あまり人混みや繁華街、大人数の人間が集まる場所を得意としない雄介にとっては少し苦痛だった。

(やっぱり就職するべきだったかな。)

姉の律子とさんざん話し合って決めた大学進学という進路だったが、今だにそんな事を雄介は考えてしまう。

「はあ…」

ため息をついて明日までの課題をこの講義中で にやってしまうか悩んでいると目の前に2枚の紙切れが現れる。

「ん?」

と顔を上げると何やら怪しげな笑みを浮かべた亜紀(広瀬亜紀)がいた。

「おはよぅ、ゆうすけく~ん。」

「お、おう…」

表情をヒクつかせている雄介を余所に隣席に割り込むように座り、ピラピラと2枚の紙をまた見せびらかせてくる。

「これなんだと思う〜?」

何かのチケットだと言うことはわかるがピラピラさせているからこそ、それが何のチケットであるかはわからない。実に不愉快な問い方だった。

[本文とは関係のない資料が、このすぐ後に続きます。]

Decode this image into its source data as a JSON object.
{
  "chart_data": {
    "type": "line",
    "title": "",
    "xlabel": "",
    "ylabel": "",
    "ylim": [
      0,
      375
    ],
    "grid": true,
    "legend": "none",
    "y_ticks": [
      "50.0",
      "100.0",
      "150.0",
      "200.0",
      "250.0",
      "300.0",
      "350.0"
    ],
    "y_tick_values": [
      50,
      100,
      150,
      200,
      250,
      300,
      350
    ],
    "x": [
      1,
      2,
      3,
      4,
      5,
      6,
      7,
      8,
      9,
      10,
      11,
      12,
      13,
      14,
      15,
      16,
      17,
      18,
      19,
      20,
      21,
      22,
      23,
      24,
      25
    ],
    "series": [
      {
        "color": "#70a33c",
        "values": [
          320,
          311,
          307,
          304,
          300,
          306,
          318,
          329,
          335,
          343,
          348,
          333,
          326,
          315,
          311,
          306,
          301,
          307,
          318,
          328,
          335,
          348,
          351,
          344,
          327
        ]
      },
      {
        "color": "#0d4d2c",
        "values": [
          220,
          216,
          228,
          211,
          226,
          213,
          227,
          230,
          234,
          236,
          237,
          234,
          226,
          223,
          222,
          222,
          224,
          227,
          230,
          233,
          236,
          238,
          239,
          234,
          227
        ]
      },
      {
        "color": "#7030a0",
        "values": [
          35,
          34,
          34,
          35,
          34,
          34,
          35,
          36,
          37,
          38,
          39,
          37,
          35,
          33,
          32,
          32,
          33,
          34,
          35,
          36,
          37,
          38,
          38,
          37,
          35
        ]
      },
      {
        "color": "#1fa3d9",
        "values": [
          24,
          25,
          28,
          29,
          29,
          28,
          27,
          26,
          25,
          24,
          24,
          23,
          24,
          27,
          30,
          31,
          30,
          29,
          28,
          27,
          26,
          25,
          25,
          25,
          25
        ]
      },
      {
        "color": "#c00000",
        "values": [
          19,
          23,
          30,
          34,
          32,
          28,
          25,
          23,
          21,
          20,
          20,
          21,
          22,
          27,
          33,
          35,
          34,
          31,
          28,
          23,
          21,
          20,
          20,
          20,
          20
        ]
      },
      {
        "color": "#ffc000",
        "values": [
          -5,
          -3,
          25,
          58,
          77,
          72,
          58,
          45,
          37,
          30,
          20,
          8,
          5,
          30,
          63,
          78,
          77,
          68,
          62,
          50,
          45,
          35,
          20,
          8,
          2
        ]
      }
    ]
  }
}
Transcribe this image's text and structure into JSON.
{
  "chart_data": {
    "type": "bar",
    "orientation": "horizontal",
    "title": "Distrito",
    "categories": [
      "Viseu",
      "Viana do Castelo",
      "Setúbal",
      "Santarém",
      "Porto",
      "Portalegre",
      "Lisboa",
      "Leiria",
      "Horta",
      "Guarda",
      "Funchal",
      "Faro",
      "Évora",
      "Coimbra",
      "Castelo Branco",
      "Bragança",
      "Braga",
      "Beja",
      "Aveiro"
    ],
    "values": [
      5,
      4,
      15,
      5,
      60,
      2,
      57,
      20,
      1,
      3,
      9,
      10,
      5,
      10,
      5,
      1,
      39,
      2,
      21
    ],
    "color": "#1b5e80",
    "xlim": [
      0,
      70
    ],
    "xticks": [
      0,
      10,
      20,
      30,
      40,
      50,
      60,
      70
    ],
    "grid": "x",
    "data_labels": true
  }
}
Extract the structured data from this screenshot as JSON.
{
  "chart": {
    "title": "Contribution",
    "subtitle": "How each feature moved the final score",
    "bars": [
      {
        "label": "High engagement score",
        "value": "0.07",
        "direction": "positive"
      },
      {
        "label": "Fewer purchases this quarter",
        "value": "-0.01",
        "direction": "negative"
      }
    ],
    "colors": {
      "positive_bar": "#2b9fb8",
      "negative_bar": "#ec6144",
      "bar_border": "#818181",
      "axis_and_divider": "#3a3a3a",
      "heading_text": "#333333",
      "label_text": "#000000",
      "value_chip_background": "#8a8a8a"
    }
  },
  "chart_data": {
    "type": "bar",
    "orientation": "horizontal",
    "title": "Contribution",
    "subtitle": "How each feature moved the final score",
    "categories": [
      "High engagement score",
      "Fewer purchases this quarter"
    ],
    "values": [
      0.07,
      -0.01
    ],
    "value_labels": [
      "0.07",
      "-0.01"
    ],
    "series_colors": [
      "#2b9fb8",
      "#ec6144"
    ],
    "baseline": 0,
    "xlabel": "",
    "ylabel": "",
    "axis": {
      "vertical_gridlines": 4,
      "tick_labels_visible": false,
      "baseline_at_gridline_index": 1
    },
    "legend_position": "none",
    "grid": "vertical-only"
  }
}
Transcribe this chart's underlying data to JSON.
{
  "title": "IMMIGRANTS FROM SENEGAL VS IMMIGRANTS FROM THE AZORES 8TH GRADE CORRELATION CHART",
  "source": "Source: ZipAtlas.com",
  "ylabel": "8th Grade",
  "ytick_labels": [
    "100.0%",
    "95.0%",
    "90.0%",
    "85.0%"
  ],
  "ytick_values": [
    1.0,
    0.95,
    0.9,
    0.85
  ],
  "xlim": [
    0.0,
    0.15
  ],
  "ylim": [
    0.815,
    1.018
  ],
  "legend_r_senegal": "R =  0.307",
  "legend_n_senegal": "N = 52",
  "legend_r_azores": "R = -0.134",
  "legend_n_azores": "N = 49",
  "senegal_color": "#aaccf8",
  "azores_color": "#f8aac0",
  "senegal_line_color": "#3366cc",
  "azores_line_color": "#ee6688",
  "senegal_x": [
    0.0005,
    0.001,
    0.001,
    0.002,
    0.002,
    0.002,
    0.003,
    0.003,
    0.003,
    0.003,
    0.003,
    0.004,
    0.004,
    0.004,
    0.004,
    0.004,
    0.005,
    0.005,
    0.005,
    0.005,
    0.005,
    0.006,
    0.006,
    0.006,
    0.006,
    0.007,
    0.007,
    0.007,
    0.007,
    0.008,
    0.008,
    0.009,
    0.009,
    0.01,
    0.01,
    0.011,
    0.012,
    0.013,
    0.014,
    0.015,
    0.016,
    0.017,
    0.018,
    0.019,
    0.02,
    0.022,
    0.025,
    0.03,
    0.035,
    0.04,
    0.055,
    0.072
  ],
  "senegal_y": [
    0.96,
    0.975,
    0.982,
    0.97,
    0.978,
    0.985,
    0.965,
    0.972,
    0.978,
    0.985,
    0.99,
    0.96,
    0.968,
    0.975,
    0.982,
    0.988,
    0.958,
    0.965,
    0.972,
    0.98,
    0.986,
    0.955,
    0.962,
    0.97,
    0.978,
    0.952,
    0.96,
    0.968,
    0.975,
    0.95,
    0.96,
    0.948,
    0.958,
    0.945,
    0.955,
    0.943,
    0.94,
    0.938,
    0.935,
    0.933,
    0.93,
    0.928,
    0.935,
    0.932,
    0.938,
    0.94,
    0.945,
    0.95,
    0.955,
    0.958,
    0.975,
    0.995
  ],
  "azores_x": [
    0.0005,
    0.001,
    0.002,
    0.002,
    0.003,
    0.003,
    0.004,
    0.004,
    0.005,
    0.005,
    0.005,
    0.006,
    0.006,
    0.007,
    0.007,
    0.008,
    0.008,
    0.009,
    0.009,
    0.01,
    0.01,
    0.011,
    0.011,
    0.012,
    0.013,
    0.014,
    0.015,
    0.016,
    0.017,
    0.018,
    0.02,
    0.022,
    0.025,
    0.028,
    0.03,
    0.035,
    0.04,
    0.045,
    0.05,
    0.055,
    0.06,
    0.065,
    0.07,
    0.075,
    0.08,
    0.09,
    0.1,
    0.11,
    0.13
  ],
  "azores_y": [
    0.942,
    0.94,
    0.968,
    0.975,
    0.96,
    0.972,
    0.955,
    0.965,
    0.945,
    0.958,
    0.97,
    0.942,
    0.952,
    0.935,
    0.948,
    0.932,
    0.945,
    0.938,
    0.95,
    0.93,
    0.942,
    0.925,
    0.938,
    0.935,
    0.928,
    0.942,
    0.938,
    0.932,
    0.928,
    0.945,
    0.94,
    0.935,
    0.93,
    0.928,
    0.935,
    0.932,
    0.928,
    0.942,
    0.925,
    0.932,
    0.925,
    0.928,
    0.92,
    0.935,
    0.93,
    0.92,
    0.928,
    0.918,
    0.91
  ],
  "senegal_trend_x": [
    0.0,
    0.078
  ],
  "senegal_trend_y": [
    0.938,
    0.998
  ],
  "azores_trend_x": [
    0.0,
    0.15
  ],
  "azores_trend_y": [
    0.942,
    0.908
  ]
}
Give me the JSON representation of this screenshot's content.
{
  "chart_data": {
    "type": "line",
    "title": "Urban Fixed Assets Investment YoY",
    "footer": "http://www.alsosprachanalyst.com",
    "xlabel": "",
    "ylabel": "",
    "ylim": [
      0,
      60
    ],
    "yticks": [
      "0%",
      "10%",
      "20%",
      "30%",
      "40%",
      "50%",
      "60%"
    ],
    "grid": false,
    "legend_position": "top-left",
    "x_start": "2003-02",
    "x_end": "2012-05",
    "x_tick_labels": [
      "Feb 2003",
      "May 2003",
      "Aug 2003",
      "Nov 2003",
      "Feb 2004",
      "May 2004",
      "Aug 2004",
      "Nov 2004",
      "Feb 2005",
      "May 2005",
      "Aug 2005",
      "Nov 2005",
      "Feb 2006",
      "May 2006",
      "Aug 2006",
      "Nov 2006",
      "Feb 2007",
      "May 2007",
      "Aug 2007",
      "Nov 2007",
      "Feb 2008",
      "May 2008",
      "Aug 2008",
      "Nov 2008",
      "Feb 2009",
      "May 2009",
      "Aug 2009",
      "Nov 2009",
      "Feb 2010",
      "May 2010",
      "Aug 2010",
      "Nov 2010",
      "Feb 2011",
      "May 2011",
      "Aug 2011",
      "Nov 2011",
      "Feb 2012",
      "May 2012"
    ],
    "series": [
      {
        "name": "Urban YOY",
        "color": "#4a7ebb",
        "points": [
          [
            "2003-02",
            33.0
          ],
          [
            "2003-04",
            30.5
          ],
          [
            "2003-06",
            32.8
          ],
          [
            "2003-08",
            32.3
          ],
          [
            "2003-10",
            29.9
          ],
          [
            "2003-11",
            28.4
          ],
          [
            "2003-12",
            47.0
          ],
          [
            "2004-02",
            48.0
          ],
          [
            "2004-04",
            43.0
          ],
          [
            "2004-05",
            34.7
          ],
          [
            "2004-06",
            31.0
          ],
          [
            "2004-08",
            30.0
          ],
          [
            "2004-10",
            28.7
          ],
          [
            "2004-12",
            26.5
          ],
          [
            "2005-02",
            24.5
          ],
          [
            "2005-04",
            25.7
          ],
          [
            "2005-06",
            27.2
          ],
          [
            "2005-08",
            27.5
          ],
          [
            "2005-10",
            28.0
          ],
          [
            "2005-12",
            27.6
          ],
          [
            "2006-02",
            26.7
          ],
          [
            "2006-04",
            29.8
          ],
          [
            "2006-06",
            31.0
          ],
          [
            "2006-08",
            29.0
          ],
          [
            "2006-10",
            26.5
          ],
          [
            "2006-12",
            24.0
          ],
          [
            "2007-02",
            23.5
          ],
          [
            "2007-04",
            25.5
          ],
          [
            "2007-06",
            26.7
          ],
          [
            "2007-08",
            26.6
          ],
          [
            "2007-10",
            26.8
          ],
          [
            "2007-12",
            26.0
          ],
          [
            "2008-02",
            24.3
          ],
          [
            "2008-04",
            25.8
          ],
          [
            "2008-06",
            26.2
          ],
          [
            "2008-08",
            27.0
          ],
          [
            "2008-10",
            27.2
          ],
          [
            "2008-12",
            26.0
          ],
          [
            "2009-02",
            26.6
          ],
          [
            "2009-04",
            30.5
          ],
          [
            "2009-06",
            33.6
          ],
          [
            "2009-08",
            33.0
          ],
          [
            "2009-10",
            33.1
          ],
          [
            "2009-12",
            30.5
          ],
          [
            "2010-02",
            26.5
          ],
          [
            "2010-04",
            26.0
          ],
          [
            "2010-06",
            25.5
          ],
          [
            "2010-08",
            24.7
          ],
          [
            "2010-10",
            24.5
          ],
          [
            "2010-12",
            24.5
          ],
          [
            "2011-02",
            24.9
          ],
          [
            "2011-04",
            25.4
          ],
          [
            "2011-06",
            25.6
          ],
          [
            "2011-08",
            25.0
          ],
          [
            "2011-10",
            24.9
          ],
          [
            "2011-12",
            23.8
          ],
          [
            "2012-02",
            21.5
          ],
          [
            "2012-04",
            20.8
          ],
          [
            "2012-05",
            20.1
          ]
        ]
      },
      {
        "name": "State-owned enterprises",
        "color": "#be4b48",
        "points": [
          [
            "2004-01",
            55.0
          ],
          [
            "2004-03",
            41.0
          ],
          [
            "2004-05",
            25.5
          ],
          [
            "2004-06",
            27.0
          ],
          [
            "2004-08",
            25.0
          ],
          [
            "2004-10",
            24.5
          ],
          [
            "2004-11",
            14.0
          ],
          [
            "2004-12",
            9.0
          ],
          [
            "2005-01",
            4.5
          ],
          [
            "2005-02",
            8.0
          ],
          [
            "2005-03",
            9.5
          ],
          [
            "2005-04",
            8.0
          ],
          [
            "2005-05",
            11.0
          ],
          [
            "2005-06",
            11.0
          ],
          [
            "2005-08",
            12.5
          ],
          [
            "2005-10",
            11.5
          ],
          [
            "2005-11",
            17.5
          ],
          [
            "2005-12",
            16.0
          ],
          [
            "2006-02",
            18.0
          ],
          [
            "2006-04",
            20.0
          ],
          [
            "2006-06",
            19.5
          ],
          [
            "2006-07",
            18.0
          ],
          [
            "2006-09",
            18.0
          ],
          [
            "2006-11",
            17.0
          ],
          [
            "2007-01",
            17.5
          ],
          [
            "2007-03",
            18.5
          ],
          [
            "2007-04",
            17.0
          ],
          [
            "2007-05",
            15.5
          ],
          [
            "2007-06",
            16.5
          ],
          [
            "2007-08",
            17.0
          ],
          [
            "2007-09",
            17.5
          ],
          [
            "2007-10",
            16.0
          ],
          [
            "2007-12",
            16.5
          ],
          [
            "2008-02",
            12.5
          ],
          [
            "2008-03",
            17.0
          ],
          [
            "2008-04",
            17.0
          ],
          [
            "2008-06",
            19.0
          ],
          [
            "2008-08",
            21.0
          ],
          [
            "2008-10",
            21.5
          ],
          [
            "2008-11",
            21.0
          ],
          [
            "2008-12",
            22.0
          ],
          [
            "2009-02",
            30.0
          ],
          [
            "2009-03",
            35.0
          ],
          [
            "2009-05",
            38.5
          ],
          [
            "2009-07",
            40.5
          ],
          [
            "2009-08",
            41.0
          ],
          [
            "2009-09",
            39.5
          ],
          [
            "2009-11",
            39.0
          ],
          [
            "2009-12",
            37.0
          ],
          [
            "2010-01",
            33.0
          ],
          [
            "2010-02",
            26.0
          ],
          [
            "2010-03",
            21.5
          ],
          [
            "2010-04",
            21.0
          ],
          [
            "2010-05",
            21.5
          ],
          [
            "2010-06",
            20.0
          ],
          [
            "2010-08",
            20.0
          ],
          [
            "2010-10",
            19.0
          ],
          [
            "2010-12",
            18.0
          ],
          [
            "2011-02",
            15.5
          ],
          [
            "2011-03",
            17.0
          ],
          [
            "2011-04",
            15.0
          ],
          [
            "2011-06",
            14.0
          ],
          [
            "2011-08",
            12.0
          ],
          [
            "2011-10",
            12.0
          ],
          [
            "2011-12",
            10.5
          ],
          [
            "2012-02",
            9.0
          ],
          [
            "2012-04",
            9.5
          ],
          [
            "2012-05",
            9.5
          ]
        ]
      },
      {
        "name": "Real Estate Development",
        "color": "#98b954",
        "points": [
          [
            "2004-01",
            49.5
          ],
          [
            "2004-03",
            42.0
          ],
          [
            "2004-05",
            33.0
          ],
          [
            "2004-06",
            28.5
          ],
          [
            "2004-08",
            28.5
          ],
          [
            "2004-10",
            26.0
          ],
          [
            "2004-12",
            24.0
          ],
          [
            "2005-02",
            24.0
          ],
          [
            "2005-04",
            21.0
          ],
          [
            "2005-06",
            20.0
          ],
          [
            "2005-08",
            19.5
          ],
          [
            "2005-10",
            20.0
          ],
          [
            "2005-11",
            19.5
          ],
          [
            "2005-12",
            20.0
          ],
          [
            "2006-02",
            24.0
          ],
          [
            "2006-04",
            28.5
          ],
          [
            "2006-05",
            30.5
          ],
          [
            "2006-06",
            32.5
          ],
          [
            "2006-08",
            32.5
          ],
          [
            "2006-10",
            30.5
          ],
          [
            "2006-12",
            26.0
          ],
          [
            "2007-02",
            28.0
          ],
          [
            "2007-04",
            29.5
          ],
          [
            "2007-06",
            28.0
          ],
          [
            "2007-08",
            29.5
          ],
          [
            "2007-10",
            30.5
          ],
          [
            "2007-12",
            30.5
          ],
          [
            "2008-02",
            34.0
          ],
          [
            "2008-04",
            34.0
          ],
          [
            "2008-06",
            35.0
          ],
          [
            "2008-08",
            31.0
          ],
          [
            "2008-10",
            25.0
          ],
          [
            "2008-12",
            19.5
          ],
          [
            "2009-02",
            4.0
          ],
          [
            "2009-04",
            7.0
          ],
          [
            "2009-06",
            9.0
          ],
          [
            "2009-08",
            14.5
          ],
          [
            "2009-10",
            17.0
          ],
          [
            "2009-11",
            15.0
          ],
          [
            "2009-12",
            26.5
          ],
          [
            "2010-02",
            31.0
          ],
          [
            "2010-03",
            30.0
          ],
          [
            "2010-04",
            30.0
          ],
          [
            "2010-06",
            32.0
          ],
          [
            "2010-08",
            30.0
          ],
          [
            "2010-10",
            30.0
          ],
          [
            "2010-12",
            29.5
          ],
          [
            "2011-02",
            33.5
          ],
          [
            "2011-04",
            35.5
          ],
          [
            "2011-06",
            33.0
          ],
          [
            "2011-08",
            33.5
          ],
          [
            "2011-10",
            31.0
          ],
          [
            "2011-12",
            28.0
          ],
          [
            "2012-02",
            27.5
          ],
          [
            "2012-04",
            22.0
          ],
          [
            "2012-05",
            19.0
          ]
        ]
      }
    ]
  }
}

「じゃーん、答えは11/27美島奈美の初ソロライヴチケットin渋谷でした〜。」

今度は近すぎて書かれている文字が逆に見えない程の距離でチケットをピッと張り見せてくる。

ここでイラついては亜紀と友人関係はやってられないことを雄介はこの半年と少しの間で学んでいた。

「おーそうか、よかったな。」

興味の欠片もなかったので棒読みのような返答をし、見向きもせず講義の準備を始めた。

「んー?反応が薄いね、雄介君。さてはナミたんのこと知らない?知らない?んじゃ仕方ない教えてあげよう。」

「いや、いい。」

ありがた迷惑かつ、めんどくさいのできっぱりと言う。

「おいおい、雄介君。今のトレンドを知りたくないのかい?時代に取り残されてもいいのかい?それでいいのかい?」

よっぽど美島奈美のことを語りたいのか、ズイっと亜紀は顔を寄せしつこく食い下がってくる。しつこい上に周りの目も気にせず、声量が大きくなる一方の亜紀を雄介が黙らせようとした時、別の方面からツッコミが入った。

「あで」

と亜紀が後頭部を押さえる、何者かに教材で後から頭を叩かれたようだ。

「朝っぱらからうるさいわね。」

全く同感だと雄介は思った。振り向くと後ろの席に見知った女子が二人座っていた。

霧条結華(きりじょうゆか)と筧渉美(かけいあゆみ)だった。